Wednesday, February 20, 2008

All the King's Men

Last night I finished reading Robert Penn Warren's All The King's Men (the restored edition, based on Penn Warren's manuscripts housed at Yale's Beinecke Library). I'm not sure of all the differences, other than a changed first chapter and more prominently, the name of the Boss was originally Willie Talos, but was changed to Willie Stark for the published edition. In an earlier post I noted that Joyce Carol Oates basically called these changes sacrilege. I'm not sure if that's the case. Stark is a better name because it seems more "real." Talos doesn't sound like a name for someone from the Louisiana back country. Talos, does however, lend a mythic air to the story by hearkening back to the ancient Greeks. Not only was Talos a name given to the sun (that which gives life and which everything else revolves around), but it was also the name of a powerful bronze giant, who, you guessed it, had only one small weakness and it proved to be his undoing. At any rate, on to the book itself.

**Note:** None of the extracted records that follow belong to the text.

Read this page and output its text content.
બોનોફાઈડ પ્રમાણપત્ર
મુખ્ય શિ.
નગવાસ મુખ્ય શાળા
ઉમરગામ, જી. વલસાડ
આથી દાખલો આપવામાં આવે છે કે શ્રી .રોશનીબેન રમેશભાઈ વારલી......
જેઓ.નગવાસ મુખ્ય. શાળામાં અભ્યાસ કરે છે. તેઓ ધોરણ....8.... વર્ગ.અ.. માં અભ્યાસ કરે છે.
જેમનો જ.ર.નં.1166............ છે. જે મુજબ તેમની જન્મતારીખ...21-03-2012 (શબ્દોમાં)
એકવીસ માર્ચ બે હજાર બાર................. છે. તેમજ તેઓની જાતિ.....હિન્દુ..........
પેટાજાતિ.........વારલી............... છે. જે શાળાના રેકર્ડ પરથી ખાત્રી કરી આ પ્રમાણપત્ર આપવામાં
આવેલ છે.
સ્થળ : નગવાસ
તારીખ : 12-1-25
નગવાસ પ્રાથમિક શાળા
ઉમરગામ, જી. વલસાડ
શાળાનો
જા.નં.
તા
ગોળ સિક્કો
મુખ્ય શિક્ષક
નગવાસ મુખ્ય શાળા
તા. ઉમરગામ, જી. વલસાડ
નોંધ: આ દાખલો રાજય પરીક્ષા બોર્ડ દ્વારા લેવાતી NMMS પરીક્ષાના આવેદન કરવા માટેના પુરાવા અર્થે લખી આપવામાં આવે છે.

I went into reading this book thinking that it was a simple, well-written fictionalized account of the rise and fall of Louisiana political giant Huey Long. Turns out that's only one aspect of the book. Rather than being a political story, it's a character study; a story of personal relationships; a story of the power the past has over the present; all of which is set in the context of a political story. The narrator, Jack Burden, is the right-hand man of the Boss (Willie). Jack was a newspaper man and failed law and Ph.D. student who covered the Boss when he was just a scrupulously ethical small town bureaucrat. He enlists Burden's help (after being used as a pawn by the state's political machine) to become a political titan who uses graft, blackmail, intimidation, and bribes to accomplish his goals. Throughout most of the book, Burden is a very detached narrator, participating in events, but not really being "involved." Burden tries to keep his personal attachments to a minimum and is, in many instances, a first-rate jerk. But when you're inside Burden's head, you realize that he has a classic case of anomie, an alienated man without a real purpose in his life. I don't quite get it at this point, but I think that Burden's attraction to the Boss was that the Boss believed in something pure at one time. Jack seemed to want to go along for the ride and see where that turned out. Even though he tells you the Boss was a first-rate S.O.B., there was, at least at one time, something noble in his character.

Burden is a very well-chosen name for our narrator. He carries many burdens with him, primarily the burdens of history, particularly family history. In many ways, one could interpret the theme of the book as being "the sins of the fathers are visited upon the generations." Not only with Jack, but with other characters as well. Moreover, the book is really about how everyone we know (and often those we never knew) affects our lives. If you think of the intersection of lives as a spider web, it doesn't take much to imagine how plucking on one thread disturbs the entire web. Penn Warren takes the metaphor a step further by imagining a third dimension to the web, one that stretches back in history. And so it happens that ripples in the web that occurred long ago still resonate to the current day.

Until I got to the final quarter of the book, I was going to say that the writing in the book was some of the best I ever read, but that the story was just OK. Don't get me wrong, the writing is wonderful. Take this example:

"Thus the fact of his death was absorbed effortlessly into the life of the community, like a single tiny drop of stain dropped into a glass of clear water. It would spread outward and outward from the point of vindictive concentration, ravelling and thinning away, drawing away the central fact of the stain until nothing at all was visible."

It seems like there's great stuff like that on every page. One can really tell that poetry was Penn Warren's true vocation. That being said, the final quarter of the novel wraps the threads of the story together so well, at such a rapid pace, and in such unexpected ways, it raises the narrative from just OK to truly outstanding.

So far, the list is three for three...all should be, in my book, considered classics.